The moment Zak lays eyes on Marie he knows there’s nothing he wants more than to be by her side; a dream that is unfortunately out of the question due to their different frequency levels. His being low and hers very high, they are only allowed to interact for one minute each year. As time goes by, Zak experiments with different ways to change his frequency. When he finally succeeds, the great order of things starts crumbling down around him.

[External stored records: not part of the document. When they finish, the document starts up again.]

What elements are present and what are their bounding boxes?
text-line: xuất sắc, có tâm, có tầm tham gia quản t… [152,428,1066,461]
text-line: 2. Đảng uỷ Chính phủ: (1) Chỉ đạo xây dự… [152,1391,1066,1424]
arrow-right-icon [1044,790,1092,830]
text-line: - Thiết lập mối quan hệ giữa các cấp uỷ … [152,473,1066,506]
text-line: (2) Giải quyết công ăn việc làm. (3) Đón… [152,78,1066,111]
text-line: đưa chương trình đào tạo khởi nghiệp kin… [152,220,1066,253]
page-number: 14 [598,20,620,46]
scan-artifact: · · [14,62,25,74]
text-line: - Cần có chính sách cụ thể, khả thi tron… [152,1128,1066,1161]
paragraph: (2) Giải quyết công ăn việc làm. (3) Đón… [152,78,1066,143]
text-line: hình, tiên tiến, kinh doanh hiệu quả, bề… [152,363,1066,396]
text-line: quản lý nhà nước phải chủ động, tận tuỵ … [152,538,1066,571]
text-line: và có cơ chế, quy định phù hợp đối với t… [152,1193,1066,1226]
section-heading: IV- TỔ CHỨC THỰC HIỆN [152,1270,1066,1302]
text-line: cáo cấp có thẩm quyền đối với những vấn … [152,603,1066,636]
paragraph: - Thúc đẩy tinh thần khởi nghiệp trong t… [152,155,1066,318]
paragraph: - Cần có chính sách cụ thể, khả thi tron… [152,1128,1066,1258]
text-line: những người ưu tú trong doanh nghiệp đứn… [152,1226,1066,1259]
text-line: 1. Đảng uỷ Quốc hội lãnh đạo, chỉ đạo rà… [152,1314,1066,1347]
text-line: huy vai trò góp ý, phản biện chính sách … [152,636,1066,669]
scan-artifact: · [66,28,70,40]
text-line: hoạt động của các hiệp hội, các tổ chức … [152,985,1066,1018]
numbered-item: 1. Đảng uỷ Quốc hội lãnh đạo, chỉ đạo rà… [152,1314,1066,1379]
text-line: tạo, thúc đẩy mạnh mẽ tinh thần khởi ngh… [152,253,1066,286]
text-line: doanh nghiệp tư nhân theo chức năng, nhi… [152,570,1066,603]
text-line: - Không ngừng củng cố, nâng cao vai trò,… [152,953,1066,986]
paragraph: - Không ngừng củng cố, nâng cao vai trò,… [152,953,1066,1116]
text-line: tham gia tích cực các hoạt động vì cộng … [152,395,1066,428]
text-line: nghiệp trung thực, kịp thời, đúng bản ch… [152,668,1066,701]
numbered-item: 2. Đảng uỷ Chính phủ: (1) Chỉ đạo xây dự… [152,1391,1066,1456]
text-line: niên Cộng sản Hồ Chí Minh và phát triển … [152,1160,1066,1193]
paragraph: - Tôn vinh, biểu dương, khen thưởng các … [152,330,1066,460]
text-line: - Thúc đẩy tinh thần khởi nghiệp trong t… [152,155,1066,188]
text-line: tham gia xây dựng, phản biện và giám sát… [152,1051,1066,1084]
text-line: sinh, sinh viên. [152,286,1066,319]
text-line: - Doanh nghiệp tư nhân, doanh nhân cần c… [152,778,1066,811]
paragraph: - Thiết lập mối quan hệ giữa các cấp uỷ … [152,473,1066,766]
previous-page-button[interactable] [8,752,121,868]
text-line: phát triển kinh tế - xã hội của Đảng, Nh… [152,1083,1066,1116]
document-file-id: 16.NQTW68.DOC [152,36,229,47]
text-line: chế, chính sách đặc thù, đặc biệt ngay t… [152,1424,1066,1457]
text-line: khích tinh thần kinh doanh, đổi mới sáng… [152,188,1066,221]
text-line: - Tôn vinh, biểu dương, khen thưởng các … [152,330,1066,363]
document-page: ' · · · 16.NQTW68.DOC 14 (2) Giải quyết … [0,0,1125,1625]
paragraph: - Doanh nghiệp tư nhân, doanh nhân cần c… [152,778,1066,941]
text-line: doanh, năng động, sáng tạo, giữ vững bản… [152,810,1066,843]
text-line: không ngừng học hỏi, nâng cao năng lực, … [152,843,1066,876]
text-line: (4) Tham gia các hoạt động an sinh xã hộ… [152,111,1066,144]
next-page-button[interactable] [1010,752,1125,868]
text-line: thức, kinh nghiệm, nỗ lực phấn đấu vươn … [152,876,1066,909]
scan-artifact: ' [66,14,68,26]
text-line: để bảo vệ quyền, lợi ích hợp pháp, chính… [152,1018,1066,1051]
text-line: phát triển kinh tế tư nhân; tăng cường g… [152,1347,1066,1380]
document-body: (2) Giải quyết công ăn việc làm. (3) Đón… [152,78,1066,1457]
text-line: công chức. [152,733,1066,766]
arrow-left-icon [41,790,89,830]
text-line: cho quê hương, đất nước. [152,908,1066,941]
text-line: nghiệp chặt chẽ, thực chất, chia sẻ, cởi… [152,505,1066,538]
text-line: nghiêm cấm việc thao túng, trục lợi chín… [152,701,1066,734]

OXV: THE MANUAL feels like it came straightdown from outer space. Director Darren Paul Fisher himself calls it the first scientific-philosophical romance, a perfectly fitting label. The British filmmaker creates a coherently rich universe reminiscent of great comic visionaries like Neil Gaiman and Grant Morrison, a deliriously fantastic world whose stunning resemblance to our own gradually starts to fade as it subversively transforms itself. A screenwriter inspired by eccentricity, Fisher stands out with his masterful juxtaposition of an impossible-love story and the existential ranting of an insomniac college student. He also approaches surrealism in the same playful spirit as Michel Gondry. Fisher stands at an improbable crossroads, somewhere between characteristically British, Pythonesque comedy and the anxious meditations of Shane Carruth (UPSTREAM COLOR). The art direction is a true feast for the eyes, creating a candid, light atmosphere with its wide variety of bright colours. OXV: THE MANUAL is one of those little miracles that only independent cinema can produce: a work of resounding originality that blows a breath of fresh air across the film festival circuit.